Hi Everyone, I have a set of invoices combined in 1 PDF file. I want to extract invoice number from all the Invoices. The issue i’m facing here is Invoice formats are not constant. Can anyone guide me how to solve this.
I’m attaching sample PDF below.
Perhaps you should define a selector for each type of invoice.
Hence, you could:
Open the invoice .pdf file
Use the Check App State activity to identify your type of invoice https://docs.uipath.com/activities/docs/n-check-state . Note that each type of invoice should have its own check app state acivity, and its own activity for reading/ extracting the invoice number.
Finally, extract your invoice number from the .pdf.
@Marius_Puscasu But here the problem is i will be having 40+ formats in each pdf, how can i write a code(To get Invoice Number) for all combined because i don’t know which format i get. So how can i achieve this.
40 possible formats looks a bit complex to automate in the traditional way
Do you have by any chance access to UiPath’s Document Understanding?
If so, UiPath has already some trained Machine Learning Skills, focused on invoices that should extract with a pretty good rate the Invoice Numbers from most of the examples you sent.
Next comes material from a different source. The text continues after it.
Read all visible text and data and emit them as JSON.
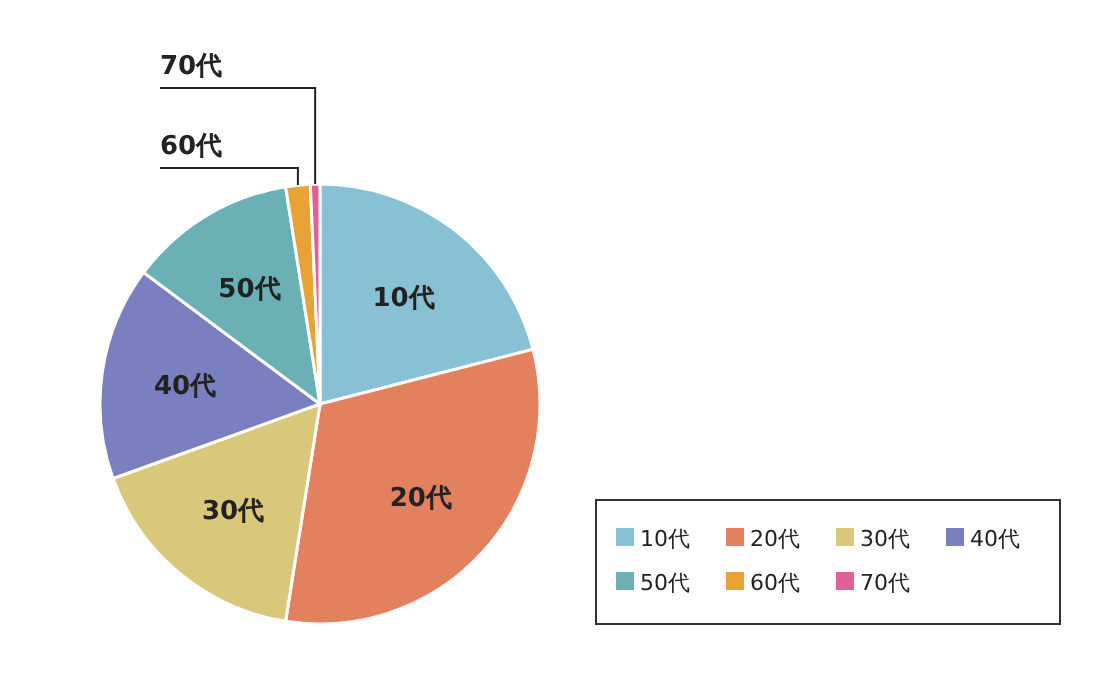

2nd Option here I’d use is regex extraction. Use Read PDF activities from native PDF(generated digitally) or Read PDF with OCR Activity (scanned documents) and then try to identify the keywords to build a regex in order to extract invoice numbers.
this 2nd option is a bit longer to extract and can be a bit more complex due to the amount of variations in the Invoices.
As a personal opinion, it’s difficult to extract invoice number with single regex or any other rule base approach, I think.
However, it might be possible to use Machine Learning base extractor. (Sorry but I’m not very familiar with it)